これにはclangが必要です(macOSではXcode Command Line Toolsによって提供されます)。macOS arm64が主要なプラットフォームであり、LinuxおよびWindowsのバイナリはクロスコンパイルによってビルドされます。

静的コンパイル vs 動的コンパイル

デフォルトでは、scriptcはコードをネイティブコードに静的にコンパイルします。scriptc coverageコマンドは、何が静的にコンパイル可能で、何が動的なまま残るかを表示します:

$ scriptc coverage app.ts
 statements analyzed 4481
 compile statically 4451 (99%)
 blockers:
 ×2 functions with optional parameters as values SC1090
 ×1 Promise.reject SC2020

以下の3つのティアが明示されています:

  1. 静的にコンパイル済み (Compiled statically) – ネイティブコード、エンジンなし。デフォルトモードです。
  2. 動的に実行 (--dynamic) – 組み込みのQuickJS-NGエンジン(約620 KB)が、静的にできないコード(例:npm依存関係の提供されるJS、any型コード)を実行します。静的コードに戻る値は実行時に検証され、型が不一致の場合はキャッチ可能なTypeErrorをスローします。
  3. 拒否 (Rejected) – 特定のエラーコード、コードフレーム、および通常は書き換えのヒントと共に失敗します。サイレントに誤ったコンパイルが行われることはありません。

静的にコンパイルされるもの

静的なサーフェスには以下が含まれます:

  • 言語機能: 単一継承と真の動的ディスパッチ(証明可能な場合はデバーチャライズ)を持つクラス、JSのキャプチャセマンティクスを持つクロージャ、ジェネリクス(モノモーフィズム化)、タグ付き値としての判別可能なユニオン型、スタックフルファイバー上のasync/awaitfinallyを伴う例外、デストラクト、スプレッド、オプション/デフォルト/レストパラメータ、ゲッター/セッター、文字列/配列/Map/Setのイテレータ、テンプレートリテラル、正規表現(QuickJSからのECMAScript準拠のバイトコードインタプリタ、正規表現が使用される場合にのみリンク)。
  • 標準ライブラリ: UTF-16準拠の文字列、JS準拠の順序と同一性を持つ配列/Map/Set、実行時に検証されるキャストを伴うJSONMath、型付き配列とBuffer、型付きcatchを伴うError階層。
  • Node APIサーフェス: fs(同期およびPromise)、path(バイト単位で正確)、process、パイプストリームを伴うchild_processoscryptourl/URLzlib、依存関係のないイベントループ上のタイマーとシグナルハンドラ、さらにフルサーバースタック(nethttphttps、mbedTLSを同梱したtls)、dgramdnsfs.watchreadline
  • fetchおよびWHATWG Webサブセット: ストリーム、Headers、同じネイティブnet/TLSスタック上のAbortSignal(リダイレクト、gzip、AbortSignal.timeout、Node形式のエラー原因を含む)。libcurlやシステムHTTPへの依存はありません。
  • npm依存関係 (--dynamicを使用) --dynamicを使用する場合: Nodeのアルゴリズムを通じて解決され、提供される.d.tsに対して型チェックが行われ、そのJSはビルド時にバイナリに組み込まれます。バイナリが実行時にnode_modules`を読み取ることはありません。
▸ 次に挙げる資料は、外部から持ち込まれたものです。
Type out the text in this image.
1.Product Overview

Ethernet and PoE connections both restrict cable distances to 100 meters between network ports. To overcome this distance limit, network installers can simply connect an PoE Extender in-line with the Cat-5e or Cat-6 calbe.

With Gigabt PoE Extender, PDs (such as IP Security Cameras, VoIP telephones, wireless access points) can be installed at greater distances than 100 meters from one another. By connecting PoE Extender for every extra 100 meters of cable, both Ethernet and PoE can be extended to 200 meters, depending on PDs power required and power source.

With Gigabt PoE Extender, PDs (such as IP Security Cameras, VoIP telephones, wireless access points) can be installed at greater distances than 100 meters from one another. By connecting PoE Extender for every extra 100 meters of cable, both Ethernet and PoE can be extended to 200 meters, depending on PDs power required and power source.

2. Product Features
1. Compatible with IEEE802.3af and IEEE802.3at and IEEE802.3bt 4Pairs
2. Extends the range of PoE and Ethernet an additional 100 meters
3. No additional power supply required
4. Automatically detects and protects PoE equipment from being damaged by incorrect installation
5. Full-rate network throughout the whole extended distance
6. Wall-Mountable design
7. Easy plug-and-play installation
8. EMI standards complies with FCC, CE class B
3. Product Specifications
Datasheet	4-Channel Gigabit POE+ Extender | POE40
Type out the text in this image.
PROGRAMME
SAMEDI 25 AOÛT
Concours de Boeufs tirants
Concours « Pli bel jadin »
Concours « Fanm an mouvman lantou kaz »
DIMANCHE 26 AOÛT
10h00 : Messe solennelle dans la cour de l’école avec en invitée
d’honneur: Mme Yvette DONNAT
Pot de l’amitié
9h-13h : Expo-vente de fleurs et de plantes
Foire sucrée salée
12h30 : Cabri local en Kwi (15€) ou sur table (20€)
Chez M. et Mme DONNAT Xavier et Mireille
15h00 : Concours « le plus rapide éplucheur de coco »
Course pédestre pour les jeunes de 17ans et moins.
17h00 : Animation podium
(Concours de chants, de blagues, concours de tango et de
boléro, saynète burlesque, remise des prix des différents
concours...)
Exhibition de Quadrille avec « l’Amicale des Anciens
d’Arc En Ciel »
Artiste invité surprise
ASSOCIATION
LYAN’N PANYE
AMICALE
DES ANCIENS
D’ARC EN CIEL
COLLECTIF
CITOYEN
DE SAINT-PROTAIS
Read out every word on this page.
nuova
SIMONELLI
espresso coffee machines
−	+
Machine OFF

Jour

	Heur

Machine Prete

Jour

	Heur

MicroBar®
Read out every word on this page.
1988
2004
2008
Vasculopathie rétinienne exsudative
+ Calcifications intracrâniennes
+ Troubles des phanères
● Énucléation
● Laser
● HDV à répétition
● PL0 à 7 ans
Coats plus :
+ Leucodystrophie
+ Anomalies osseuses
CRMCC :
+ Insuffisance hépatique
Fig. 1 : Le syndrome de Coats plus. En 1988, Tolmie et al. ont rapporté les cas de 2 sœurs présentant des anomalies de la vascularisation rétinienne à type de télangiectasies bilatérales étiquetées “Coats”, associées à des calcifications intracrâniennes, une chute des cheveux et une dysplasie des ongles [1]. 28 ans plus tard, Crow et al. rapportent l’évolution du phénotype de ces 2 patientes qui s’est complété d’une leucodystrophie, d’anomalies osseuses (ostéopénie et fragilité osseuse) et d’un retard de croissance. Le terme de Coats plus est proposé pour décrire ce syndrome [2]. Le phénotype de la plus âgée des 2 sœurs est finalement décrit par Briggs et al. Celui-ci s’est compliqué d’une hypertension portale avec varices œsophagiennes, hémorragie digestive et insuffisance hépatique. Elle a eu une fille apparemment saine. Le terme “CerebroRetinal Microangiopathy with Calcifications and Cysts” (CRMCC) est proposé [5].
型チェックにはTypeScriptの実際のes2025ライブラリ(@types/nodeが存在する場合はそれも含む)が使用され、プロジェクトのtsconfig.jsonがチェッカーの厳格さを制御します。ローイング(lowering)が行われない場所に到達した場合は、正確な診断結果が返されます。

正確性

変更のたびに2つの強制メカニズムが実行されます:

  • 差分テスト (Differential testing): 800以上のプログラムのコーパスがNodeとネイティブバイナリの両方で実行されます。stdout、stderr、および終了コードはバイト単位で一致する必要があります。数値フォーマットはJSと正確に一致します(最短ラウンドトリップ、100万個の浮動小数点数に対してNodeと比較してファズ検証済み)。サーバーは、両方の実装に対してライブクライアントドライバを使用してテストされます。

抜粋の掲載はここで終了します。